Le rav Yonathan Hayoun, nouveau rabbin local, est entré solennellement en fonction le 17 décembre. Les Juifs de cette ville-frontière qui travaillent ou étudient à Genève étaient jusqu’alors, pour l’essentiel, de souche marocaine. Ce n’est plus le cas.
Albert Benchimol préside la communauté d’Annemasse (Haute-Savoie) depuis quatre ans. Ici vivent une centaine de familles juives, pour une population totale de quarante-cinq mille habitants dans la ville et les communes voisines.
Le rav Chmuel Cohen zal a officié dans la synagogue pendant trente-quatre ans. Il dirigeait en outre le centre d’action sociale israélite de Genève. La métropole helvétique est située à quatre kilomètres seulement. Le rabbin est décédé en septembre 2016.
Il a été remplacé au début de l’automne par le rav Yonathan Hayoun. Natif de Metz, ce dernier a notamment étudié à Aix-les-Bains (où il a rencontré son épouse, Aliza) et en Israël.
La cérémonie d’investiture officielle de ce jeune homme très motivé et à peine trentenaire s’est tenue le dimanche 17 décembre, devant cent dix personnes environ, en présence du Grand rabbin de France, Haïm Korsia, et de dirigeants des communautés rhône-alpines, dont le Grand rabbin régional Richard Wertenschlag, venu de Lyon pour l’occasion.

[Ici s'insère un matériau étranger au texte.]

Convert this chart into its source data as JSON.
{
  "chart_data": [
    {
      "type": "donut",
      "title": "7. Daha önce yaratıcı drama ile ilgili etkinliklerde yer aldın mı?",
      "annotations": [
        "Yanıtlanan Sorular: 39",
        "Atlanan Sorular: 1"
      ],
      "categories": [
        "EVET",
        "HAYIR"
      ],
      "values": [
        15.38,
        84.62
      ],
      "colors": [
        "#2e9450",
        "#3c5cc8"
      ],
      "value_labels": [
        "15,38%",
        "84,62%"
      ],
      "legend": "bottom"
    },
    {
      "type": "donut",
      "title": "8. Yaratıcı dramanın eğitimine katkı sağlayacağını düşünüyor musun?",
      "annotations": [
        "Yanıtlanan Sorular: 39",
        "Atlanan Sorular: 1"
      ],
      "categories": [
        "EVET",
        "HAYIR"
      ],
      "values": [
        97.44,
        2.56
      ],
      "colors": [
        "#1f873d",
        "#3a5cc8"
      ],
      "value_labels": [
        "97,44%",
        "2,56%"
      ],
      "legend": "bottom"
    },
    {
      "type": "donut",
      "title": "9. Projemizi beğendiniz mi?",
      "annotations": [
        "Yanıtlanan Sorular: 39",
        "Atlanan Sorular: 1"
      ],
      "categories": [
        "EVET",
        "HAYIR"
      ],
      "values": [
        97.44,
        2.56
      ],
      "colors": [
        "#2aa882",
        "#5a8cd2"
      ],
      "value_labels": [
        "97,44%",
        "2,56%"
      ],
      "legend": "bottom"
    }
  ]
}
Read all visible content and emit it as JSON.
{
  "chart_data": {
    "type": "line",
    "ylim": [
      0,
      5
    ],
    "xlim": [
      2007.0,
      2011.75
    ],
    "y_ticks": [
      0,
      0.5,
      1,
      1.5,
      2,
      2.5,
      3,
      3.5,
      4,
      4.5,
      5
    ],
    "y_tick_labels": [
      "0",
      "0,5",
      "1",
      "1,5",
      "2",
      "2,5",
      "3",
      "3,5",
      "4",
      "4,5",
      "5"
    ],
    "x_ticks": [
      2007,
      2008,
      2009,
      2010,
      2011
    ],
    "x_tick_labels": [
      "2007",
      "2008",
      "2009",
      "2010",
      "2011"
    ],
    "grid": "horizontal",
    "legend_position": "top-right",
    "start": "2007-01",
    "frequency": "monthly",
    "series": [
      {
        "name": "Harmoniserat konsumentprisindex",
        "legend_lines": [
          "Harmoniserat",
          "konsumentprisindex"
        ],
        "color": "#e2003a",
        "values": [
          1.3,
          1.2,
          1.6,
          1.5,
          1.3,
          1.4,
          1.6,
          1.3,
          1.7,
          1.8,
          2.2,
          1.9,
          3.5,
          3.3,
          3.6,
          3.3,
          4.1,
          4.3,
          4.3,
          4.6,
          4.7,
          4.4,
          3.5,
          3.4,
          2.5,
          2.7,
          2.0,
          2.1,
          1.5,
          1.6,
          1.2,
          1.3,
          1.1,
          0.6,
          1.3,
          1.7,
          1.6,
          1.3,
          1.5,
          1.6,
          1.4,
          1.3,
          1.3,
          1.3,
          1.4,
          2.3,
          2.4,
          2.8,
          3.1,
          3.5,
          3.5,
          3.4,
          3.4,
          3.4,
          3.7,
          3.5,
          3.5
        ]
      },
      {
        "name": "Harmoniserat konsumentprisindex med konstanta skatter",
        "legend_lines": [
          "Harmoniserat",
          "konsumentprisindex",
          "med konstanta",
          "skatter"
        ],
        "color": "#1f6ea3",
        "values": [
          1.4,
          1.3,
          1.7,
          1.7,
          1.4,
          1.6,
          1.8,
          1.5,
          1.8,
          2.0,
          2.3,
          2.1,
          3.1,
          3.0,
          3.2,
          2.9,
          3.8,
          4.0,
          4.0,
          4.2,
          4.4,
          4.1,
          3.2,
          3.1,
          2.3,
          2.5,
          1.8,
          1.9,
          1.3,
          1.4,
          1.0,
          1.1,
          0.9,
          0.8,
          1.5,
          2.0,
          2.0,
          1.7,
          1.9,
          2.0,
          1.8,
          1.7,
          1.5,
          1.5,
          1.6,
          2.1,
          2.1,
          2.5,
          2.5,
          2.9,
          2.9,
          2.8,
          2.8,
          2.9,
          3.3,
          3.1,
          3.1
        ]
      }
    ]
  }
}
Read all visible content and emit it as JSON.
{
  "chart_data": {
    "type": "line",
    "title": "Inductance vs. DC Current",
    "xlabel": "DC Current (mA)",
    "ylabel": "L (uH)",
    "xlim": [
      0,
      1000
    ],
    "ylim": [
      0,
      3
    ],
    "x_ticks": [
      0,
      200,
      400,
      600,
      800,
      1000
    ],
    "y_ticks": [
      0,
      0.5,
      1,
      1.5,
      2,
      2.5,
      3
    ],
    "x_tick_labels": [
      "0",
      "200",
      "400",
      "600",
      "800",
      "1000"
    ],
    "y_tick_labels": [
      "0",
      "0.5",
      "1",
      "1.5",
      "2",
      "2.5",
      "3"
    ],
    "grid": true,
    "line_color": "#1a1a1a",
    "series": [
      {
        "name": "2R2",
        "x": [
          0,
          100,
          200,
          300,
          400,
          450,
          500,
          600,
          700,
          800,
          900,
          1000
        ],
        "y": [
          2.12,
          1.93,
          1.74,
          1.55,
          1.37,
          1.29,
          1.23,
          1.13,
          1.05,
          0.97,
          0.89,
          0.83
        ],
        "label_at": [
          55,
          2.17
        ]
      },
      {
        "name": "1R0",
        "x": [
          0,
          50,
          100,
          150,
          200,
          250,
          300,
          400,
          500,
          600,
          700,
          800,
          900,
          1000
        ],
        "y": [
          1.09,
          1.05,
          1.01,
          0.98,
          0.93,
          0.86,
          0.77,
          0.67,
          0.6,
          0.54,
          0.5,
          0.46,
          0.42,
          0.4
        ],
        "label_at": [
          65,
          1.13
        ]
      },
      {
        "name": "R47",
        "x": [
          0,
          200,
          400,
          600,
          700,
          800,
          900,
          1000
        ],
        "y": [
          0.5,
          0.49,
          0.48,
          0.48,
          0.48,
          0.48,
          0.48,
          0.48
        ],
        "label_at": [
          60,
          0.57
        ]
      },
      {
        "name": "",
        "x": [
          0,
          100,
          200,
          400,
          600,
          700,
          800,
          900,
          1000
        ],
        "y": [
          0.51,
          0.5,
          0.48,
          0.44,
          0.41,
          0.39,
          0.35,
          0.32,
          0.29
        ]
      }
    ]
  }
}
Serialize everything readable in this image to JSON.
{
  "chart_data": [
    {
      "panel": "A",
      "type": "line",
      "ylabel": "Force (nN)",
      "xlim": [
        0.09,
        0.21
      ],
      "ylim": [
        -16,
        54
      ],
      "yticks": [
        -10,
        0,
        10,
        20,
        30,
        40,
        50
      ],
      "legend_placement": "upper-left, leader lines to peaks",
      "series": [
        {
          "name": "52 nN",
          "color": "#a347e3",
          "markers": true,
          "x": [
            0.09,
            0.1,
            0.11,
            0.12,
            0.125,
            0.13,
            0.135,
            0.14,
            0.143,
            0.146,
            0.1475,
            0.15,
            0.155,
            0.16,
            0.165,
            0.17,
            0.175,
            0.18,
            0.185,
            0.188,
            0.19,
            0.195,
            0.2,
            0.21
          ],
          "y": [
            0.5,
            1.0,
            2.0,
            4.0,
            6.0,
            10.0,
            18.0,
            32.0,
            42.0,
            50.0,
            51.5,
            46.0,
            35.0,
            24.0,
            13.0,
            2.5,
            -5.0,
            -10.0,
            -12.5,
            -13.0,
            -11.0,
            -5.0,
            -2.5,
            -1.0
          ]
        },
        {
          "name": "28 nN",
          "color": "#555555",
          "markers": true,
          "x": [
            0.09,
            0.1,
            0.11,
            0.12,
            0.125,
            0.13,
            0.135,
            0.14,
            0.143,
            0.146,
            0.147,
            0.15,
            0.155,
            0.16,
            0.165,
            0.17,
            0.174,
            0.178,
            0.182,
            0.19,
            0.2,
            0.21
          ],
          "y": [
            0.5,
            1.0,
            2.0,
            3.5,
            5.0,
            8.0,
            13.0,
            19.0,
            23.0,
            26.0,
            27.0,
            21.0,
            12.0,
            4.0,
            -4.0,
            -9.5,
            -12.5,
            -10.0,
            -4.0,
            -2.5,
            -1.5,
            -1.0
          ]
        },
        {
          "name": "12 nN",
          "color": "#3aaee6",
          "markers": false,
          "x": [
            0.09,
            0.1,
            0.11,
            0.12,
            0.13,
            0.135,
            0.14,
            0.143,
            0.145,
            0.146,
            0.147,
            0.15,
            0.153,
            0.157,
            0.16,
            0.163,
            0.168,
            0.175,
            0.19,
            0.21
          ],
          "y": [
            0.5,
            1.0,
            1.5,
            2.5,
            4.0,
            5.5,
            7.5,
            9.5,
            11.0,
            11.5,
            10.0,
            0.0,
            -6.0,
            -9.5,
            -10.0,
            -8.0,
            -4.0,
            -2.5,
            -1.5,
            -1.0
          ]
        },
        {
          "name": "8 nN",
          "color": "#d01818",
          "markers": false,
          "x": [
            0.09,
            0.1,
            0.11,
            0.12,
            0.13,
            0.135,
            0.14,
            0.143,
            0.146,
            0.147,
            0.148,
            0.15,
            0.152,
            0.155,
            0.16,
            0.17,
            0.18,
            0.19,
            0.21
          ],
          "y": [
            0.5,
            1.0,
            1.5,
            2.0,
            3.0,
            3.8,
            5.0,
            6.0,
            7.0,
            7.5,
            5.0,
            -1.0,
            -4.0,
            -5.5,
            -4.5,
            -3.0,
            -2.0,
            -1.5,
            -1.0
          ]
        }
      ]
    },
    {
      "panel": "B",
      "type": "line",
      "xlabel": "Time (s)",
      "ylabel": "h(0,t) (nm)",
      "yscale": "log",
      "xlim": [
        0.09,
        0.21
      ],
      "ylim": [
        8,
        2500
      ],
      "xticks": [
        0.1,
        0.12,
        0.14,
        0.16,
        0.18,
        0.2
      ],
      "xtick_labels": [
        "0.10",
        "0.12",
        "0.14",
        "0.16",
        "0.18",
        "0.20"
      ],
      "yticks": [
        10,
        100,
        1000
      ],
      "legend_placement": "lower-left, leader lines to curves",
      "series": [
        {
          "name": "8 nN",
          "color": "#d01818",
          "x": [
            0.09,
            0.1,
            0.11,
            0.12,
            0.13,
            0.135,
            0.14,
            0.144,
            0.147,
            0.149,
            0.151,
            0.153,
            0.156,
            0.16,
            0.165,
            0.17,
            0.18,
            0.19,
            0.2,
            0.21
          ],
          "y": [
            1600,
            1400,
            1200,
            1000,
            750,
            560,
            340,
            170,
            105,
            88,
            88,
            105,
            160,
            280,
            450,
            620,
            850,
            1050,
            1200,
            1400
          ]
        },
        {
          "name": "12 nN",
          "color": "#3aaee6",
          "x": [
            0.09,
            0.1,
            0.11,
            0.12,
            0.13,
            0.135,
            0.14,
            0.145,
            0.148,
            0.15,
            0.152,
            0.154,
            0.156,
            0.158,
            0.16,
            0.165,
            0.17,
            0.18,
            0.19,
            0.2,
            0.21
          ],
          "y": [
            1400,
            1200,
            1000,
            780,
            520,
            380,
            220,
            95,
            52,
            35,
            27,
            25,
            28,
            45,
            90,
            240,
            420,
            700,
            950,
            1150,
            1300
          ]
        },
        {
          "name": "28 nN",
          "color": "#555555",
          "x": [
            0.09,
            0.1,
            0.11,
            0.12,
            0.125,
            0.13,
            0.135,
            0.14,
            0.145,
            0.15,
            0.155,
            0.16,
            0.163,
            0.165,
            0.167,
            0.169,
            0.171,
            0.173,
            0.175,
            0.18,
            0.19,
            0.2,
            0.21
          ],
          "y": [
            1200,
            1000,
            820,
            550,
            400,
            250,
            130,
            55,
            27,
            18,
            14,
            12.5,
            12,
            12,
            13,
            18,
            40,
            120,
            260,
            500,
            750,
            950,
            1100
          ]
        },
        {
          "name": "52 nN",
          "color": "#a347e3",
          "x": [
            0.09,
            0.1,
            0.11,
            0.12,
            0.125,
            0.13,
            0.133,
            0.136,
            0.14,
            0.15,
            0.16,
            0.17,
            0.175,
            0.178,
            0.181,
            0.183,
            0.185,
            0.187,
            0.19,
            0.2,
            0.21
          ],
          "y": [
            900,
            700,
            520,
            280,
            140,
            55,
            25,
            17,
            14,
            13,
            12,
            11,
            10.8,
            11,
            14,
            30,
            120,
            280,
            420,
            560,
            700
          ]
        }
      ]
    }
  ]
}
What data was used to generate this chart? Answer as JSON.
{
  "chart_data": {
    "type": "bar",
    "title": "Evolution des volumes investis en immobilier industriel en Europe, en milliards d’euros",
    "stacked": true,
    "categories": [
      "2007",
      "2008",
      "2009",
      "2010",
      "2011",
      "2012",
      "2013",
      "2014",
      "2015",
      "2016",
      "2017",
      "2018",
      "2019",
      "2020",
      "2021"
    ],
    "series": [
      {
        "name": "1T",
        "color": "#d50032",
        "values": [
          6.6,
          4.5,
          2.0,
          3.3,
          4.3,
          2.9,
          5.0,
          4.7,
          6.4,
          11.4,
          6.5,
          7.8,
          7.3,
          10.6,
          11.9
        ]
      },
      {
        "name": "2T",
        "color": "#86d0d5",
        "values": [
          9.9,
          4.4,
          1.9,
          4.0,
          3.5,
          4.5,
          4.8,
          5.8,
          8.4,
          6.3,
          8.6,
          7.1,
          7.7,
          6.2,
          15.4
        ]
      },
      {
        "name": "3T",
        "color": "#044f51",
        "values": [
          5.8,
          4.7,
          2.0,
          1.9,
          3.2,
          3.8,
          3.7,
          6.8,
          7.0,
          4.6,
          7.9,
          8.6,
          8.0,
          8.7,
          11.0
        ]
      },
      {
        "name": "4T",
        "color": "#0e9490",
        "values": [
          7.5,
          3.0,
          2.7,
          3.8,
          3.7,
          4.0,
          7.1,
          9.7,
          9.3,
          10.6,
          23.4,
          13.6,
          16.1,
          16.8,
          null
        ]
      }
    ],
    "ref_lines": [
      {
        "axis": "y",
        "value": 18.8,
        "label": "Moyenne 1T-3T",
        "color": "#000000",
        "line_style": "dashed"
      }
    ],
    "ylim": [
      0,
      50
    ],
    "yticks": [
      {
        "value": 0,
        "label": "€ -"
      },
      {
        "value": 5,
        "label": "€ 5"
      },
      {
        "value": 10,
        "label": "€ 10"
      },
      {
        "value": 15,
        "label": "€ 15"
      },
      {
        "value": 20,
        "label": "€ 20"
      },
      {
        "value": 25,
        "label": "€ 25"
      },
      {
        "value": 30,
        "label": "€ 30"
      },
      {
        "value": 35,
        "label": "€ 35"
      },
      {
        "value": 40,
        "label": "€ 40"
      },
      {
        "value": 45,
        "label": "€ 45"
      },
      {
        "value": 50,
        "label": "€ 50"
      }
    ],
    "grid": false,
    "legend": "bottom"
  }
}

Le maire (PS), Christian Dupessey, était là lui aussi. Il a même récité la prière pour la République en compagnie de Haïm Korsia. La députée (LR) de la circonscription, Virginie Duby-Muller, a rappelé le rôle qu’ont joué les montagnards de Haute-Savoie dans le sauvetage des réfugiés juifs qui sont passés par ici sous l’Occupation pour traverser la frontière et échapper aux griffes nazies.
La vie juive, à Annemasse, est intimement liée à celle de la Suisse. S’il y a minyan tous les Chabbats (« et parfois en semaine, précise Albert Benchimol, le dimanche matin ou pour Roch ‘hodech… »), c’est parce que Genève est un aimant inépuisable. On peut travailler ou étudier là-bas sans acquitter les frais exorbitants qu’il est nécessaire d’assumer pour résider dans la Confédération. La solution, c’est d’élire domicile côté français.
Historiquement, le judaïsme local était de souche marocaine. Nombreux sont ceux qui ont franchi la Méditerranée pour trouver un emploi dans le canton de Genève ou s’inscrire à l’école ORT de la même ville. Ils sont désormais retraités et une partie de la jeune génération est montée à Paris, s’est envolée pour Israël ou pour d’autres destinations. Elle a été remplacée par de nouveaux « frontaliers » travaillant en Suisse et débarqués de la capitale ou d’ailleurs dans l’espace francophone. Il y a également des Israéliens inscrits au kollel de Genève.
Une mutation démographique associée à un certain partage des tâches. A Annemasse, on peut prier à la synagogue ou au petit Beth Habad fondé voilà deux ans et on peut faire ses courses dans l’un des deux supermarchés casher de la cité savoyarde. On vient de Suisse et de toute la région pour s’y approvisionner. L’enseignement scolaire est réservé à la communauté de Genève qui dispose de deux établissements. Le premier est géré par l’Alliance israélite universelle (AIU) et le second par le mouvement Loubavitch. La plupart de nos coreligionnaires annemassiens y envoient leurs enfants.
Cela n’empêche pas le rav Hayoun de mûrir une série de projets pédagogiques : davantage de chiourim pour adultes, des cours dispensés en collaboration avec les étudiants du kollel… Son épouse a déjà mis sur pied un Oneg Chabbat pour femmes.